アイティフォーは4月12日、BPOサービスを提供するTMJから、通話録音システム「NICE Engage Platform」とオプションの「コンプライアンスセンター」を受注したと発表した。4月1日から本格稼働している。今回のシステム導入は、約3000席のオペレーターを対象としており、繁閑にも柔軟に対応可能な従量課金制を採用した。また、PCI DSS準拠に向けたセキュリティ対策を強化し、今後の在宅コンタクトセンターの運営を見据えている。

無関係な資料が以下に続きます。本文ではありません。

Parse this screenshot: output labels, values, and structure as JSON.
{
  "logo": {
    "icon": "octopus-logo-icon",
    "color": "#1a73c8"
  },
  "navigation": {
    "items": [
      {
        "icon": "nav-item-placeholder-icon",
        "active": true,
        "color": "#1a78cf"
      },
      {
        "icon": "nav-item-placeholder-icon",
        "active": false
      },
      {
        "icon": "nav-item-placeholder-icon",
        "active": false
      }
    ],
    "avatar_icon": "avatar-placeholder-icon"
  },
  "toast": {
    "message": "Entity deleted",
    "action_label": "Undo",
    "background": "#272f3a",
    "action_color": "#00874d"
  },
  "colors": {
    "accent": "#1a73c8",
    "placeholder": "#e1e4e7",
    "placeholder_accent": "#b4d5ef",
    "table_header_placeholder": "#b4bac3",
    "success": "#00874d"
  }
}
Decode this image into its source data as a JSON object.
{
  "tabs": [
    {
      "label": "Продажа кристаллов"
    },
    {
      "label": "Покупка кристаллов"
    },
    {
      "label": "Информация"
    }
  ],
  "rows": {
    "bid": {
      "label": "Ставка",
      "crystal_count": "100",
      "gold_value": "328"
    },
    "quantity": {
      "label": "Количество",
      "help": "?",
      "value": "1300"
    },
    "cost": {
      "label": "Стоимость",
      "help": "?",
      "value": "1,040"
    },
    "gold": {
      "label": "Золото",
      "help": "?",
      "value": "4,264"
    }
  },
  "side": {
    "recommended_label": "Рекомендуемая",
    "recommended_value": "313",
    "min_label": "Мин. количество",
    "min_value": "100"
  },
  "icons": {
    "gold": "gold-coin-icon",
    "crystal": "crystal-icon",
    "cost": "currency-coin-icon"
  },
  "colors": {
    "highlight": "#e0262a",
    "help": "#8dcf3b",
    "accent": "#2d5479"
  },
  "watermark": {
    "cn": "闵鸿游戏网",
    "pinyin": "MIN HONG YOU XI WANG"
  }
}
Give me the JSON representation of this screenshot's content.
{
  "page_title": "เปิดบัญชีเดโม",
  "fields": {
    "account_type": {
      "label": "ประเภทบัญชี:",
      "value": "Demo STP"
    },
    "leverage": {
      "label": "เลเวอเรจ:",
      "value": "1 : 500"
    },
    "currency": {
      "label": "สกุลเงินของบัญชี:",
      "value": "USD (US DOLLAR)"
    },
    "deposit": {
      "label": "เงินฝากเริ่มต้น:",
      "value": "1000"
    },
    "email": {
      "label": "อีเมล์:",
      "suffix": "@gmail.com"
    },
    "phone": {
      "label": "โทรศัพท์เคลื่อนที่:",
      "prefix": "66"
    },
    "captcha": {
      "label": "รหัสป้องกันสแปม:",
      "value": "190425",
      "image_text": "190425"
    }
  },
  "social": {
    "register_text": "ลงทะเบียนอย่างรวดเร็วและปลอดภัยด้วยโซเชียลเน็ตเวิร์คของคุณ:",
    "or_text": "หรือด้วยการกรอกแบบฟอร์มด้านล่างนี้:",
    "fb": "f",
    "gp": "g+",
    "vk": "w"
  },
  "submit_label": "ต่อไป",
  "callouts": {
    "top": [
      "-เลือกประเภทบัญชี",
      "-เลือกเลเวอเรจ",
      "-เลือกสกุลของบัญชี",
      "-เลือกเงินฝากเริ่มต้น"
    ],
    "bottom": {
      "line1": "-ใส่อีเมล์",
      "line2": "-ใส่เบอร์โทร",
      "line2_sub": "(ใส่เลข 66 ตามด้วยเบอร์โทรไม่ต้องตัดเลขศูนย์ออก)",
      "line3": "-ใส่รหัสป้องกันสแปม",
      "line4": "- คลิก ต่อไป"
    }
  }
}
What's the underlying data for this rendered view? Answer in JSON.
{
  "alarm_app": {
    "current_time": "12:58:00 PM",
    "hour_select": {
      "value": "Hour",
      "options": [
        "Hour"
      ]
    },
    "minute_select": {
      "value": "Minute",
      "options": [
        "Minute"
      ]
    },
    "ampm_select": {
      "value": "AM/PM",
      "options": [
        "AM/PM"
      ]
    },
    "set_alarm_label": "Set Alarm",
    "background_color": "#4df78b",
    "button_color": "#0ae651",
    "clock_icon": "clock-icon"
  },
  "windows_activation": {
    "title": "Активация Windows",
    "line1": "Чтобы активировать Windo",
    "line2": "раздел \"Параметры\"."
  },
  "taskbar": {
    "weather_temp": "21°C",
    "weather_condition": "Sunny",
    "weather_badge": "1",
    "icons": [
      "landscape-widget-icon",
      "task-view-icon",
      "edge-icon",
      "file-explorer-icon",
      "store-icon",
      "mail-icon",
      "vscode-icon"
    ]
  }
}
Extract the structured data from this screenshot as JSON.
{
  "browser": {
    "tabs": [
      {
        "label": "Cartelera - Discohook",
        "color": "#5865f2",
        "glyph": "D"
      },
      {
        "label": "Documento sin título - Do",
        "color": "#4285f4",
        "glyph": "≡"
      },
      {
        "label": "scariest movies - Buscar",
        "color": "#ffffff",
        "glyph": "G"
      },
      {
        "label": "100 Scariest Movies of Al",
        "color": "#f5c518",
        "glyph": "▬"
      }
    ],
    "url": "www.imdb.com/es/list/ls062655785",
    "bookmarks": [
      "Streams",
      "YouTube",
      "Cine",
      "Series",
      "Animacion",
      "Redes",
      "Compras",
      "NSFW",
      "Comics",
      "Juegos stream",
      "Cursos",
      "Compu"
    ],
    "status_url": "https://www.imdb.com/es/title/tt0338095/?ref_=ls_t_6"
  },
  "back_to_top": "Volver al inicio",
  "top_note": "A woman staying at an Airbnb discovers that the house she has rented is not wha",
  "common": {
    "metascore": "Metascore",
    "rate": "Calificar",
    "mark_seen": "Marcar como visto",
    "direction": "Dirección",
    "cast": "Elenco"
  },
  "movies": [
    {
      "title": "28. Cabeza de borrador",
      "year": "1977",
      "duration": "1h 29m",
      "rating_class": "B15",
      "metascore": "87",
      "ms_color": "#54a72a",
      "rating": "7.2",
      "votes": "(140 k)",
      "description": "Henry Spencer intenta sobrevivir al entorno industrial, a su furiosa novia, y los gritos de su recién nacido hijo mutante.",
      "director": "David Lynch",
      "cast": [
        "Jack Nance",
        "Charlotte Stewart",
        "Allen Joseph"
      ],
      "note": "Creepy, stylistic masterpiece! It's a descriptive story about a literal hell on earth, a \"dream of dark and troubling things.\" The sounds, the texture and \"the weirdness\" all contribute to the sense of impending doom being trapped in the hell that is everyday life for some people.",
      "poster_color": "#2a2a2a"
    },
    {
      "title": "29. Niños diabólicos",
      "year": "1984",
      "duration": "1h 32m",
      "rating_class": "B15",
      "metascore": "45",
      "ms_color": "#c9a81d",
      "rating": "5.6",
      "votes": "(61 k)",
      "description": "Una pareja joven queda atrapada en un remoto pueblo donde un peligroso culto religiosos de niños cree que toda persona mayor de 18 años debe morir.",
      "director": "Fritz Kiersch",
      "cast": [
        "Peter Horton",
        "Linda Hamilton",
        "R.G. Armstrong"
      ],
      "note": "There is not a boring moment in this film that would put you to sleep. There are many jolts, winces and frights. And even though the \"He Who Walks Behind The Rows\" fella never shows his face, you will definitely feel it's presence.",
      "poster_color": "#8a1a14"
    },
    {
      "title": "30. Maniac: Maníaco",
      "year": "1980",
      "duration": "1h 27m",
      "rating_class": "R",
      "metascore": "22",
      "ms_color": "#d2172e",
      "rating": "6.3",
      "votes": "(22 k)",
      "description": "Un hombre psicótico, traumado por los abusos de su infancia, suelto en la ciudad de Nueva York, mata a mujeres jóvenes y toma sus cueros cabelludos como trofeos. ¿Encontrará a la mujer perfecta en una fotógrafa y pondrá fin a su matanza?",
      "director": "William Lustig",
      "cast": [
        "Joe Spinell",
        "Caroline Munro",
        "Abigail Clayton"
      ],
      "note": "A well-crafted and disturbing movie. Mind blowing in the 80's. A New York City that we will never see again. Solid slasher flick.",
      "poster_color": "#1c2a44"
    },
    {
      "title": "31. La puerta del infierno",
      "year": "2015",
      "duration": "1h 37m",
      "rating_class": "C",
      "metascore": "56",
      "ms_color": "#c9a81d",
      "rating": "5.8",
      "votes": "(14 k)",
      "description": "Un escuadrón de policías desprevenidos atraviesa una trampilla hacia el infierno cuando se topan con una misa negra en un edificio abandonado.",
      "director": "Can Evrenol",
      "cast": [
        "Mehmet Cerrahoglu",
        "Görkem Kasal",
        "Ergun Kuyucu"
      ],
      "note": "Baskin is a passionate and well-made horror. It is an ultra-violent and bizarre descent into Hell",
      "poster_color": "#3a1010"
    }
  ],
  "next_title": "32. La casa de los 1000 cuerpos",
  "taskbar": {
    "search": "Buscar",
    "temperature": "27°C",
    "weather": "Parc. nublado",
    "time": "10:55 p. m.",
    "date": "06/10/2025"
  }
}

 NICE Engage Platformは、通常時を想定して約3000席のオペレーターに対応。従来のシステムから冗長構成を強化し、耐障害性の向上と、今後の業務拡大を視野に入れて約7800席まで可能な拡張性の向上を図る。通話録音だけでなく画面録画が可能になるなど、機能を強化している。また、従量課金制という柔軟なライセンス体系で、繁閑を考慮した効率的なコンタクトセンターの運用を実現する。さらに、オプションのコンプライアンスセンターを活用して、PCI DSS準拠への対応や個人情報保護の徹底など高セキュリティシステムを構築する。

 今回のシステム刷新によって、従量課金制によるライセンスコスト削減が可能なほか、突発的な業務請負にも迅速な対応が可能となる。また、コンプライアンスセンターの導入により、TMJのサービスの信頼性が向上し、主顧客である金融系企業の厳しい業務要件にも対応可能となり、顧客満足度向上が期待できる。録音データ改ざんや情報漏えいなどによる不正行為を防止し、企業リスクの軽減を図ることが可能だ。

 将来的には、通話録音システムの音声データの活用としてNICEが提供する会話分析や感情解析、声紋認証といったソリューション導入によってサービス品質向上に向けて検討していく予定。